From what we know, that isn't Roy Halladay. Halladay is the man who outworks you, who lifts weights just to simulate the gorilla that jumps on every starter's back in the eighth inning. If the Doc slows down, he will still be better because he learned how to pitch and outwit hitters, to have so much movement that velocity becomes irrelevant. Yet we are finding that injury questions aside, he has a learning curve to ride out, and there is still an outside chance that he might not figure it out like so many others who sit in forced retirement.
So we watch Tim Lincecum, who has gone from Cy Young caliber to being relieved he can go five innings. We also wonder if he will make the adjustment that plagues all players. Will he spend his time trying to get movement on his fastball and location on his secondary pitches or will he just work hard hoping that his fastball gets back up to 97 mph? This question hits every player, and how that player responds might decide if he is in the game in two years or not.

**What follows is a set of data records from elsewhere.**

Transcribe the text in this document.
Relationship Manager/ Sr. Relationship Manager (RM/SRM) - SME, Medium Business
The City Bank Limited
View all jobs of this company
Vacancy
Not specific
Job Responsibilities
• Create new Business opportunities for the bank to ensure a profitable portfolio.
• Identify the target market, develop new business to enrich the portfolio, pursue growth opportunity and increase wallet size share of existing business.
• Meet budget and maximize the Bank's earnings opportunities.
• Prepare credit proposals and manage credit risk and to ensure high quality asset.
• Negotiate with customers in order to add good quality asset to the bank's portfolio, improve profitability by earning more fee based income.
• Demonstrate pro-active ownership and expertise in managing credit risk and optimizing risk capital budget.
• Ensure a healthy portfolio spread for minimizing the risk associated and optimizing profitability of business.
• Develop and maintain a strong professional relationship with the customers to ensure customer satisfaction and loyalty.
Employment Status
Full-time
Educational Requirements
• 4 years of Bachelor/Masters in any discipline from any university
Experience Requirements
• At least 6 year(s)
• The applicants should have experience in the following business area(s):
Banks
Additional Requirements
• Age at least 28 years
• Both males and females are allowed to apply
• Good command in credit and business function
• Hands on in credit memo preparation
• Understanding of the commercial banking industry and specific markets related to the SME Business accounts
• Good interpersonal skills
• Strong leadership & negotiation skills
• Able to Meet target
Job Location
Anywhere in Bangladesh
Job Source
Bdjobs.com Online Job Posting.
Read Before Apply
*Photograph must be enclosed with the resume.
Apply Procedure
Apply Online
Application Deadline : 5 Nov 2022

The danger is when the ego becomes your enemy. It is fueled by clichés, the ones that tell us we can will everything in this game: that greatness is always great; that age is nothing but a number; that everything always evens out. It is why Brett Favre could not walk away, and it's why transitioning from any game is like walking on barbed wire through a ring of fire. It is also why we feel rushed in telling Roy Halladay to make an adjustment when it was always the hitters who were making the adjustments.
Yet Doc has always been the one making adjustments. He has been ahead of his time, ahead of his opponents for so long that we forget he was aging. We forget that even he can have heat exhaustion or that he probably has been slowly paying for his durability.
He might find a way. Greg Maddux baffled hitters for decades without velocity. It can be done, and a competitor like Halladay is the right candidate. But rest assured that Halladay will be fighting the internal battle between what he was and what he might have to become just to keep putting that uniform on. I imagine he will do whatever he can to compete, to right the ship and be a dependable starter for the Phillies. And should he find success again, his ability to do so would show his true greatness -- a kind that you cannot measure.